A mediados de la década pasada, retomé el gusto por la escritura violando la promesa hecha a Eduardo de no volver a escribir poesía. De alguna parte me brotaron cincuenta y un poemas, que escribí totalmente en mi celular en la medida en que aparecían:  despertándome a medianoche, caminando por las calles de Bogotá o mirando a los cerros desde el apartamento donde vivíamos en San Diego. En esta ocasión no me sometí a la crítica literaria, y los versos se cometieron, pero nunca salieron a la luz pública. Solo yo y, quizás, un burócrata del registro de propiedad intelectual, los leímos echándolos rápidamente al cajón del olvido.


Al llegar a Cartagena, donde Anamarta y yo, ya jubilados, decidimos venirnos a vivir huyendo de la gran urbe bogotana, escribí un libro de cuentos y uno de relatos históricos, además de un número indeterminado de artículos de prensa. Vale decir, que cuando a mediados del año 2021, inicié la escritura de una novela ya había cumplido con uno de los requisitos previos para hacerlo: soltar la mano, a punta de escribir, escribir y escribir.


En septiembre del 2021 le envié por correo electrónico a mi amigo Jorge Molina Villegas los primeros párrafos de lo que terminaría siendo cuatro años más adelante Las bocas del silencio, mi primera novela publicada por Yarumo Libros. Esos párrafos, que empiezan con el que traigo a continuación, son el comienzo de la novela y nunca cambiaron:

«Nací, según contó mi abuelo, en una casa de Gimaní un 1° de enero del año de 1800, de madre puta y de padre desconocido. No me lo dijo con bronca, tampoco con rencor. Era un hecho que quería de­jar claro, para que yo no dudara de mis orígenes sabiendo cuál era exactamente mi lugar en el gran orden del cosmos. Y, de paso, en la sociedad donde había nacido.»


Hoy cuando miro la impecable edición de mi novela con una bella carátula con el dibujo de mi hijo Mateo, pienso que este libro solo podía ser escrito por mí a la edad que tengo, en la ciudad donde vivo y con las personas que me rodean. Cualquier intento anterior habría terminado como el de la adolescencia: fallido. En Las bocas de silencio, que no es autobiográfica por imposibilidad física, cabe mucho de mi vida, de la vida de mis amigos y conocidos y de muchos desconocidos, que, sin saberlo aportamos a la trama y a los personajes de la novela.


De esos desconocidos nacen personajes como el amigo grande y con voz chillona del narrador, que le da una paliza por no entregar la carta a su amada. O la mujer, que, en medio del sitio de Morillo, recorre las calles de la ciudad amurallada rezando, rosario en mano, padrenuestros y avemarías en busca de la ayuda celestial.

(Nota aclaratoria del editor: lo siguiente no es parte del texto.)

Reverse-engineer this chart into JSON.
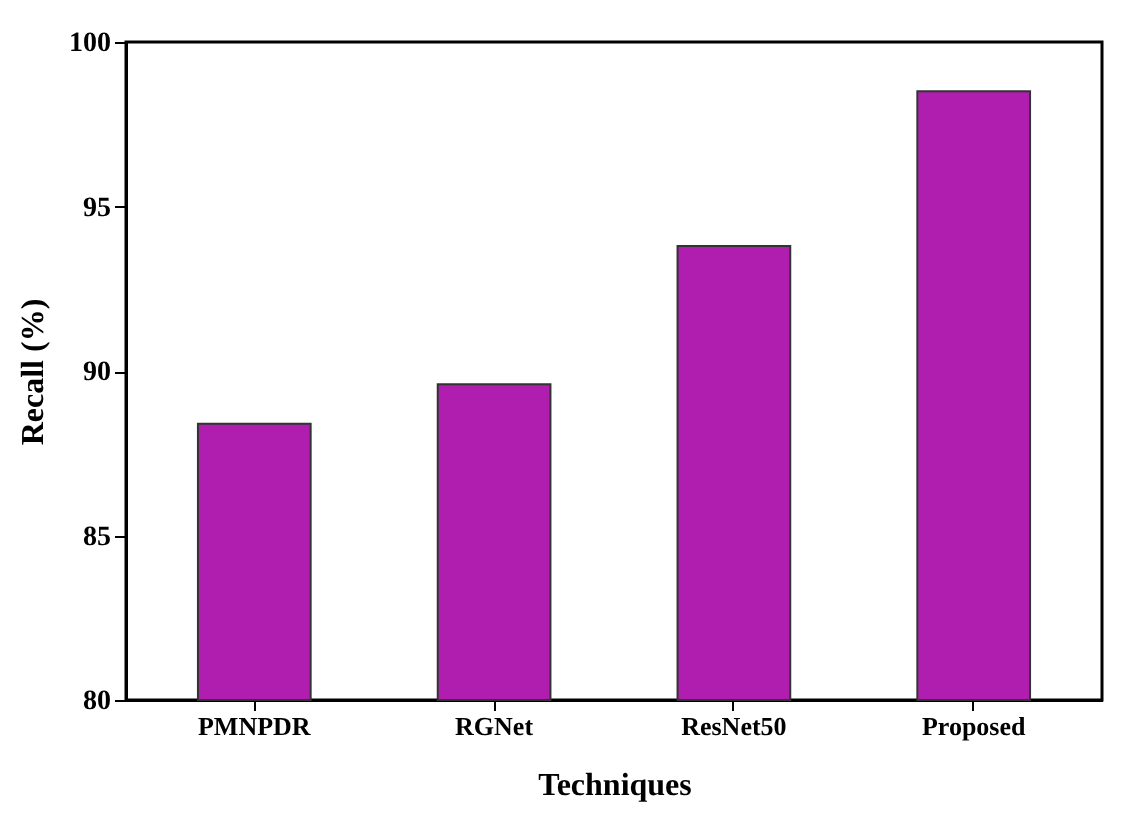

También la novela permite introducir, de ladito, sin querer queriendo, conceptos sobre la vida y la historia que he ido desarrollando y atesorando a través de los años, como estos ejemplos de cuatro apartes de la novela:


«Sabes que tienes razón, en esta pelea el pue­blo no ha participado para nada, ni ha dicho esta boca es mía. Es curioso, todos los involucrados en esta batalla, unos por mantener el statu quo, es de­cir las cosas como están, y otros, entre quienes me incluyo, por transformarlo, siempre hablamos en nombre del pueblo, pero rara vez lo escuchamos.»


«El problema con los paraísos es que la per­fección, repetida hora a hora, día a día, cansa. Los humanos no estamos hechos para vivir la perfec­ción, sino para construirla, así nos cueste trabajos, pesares y lágrimas.»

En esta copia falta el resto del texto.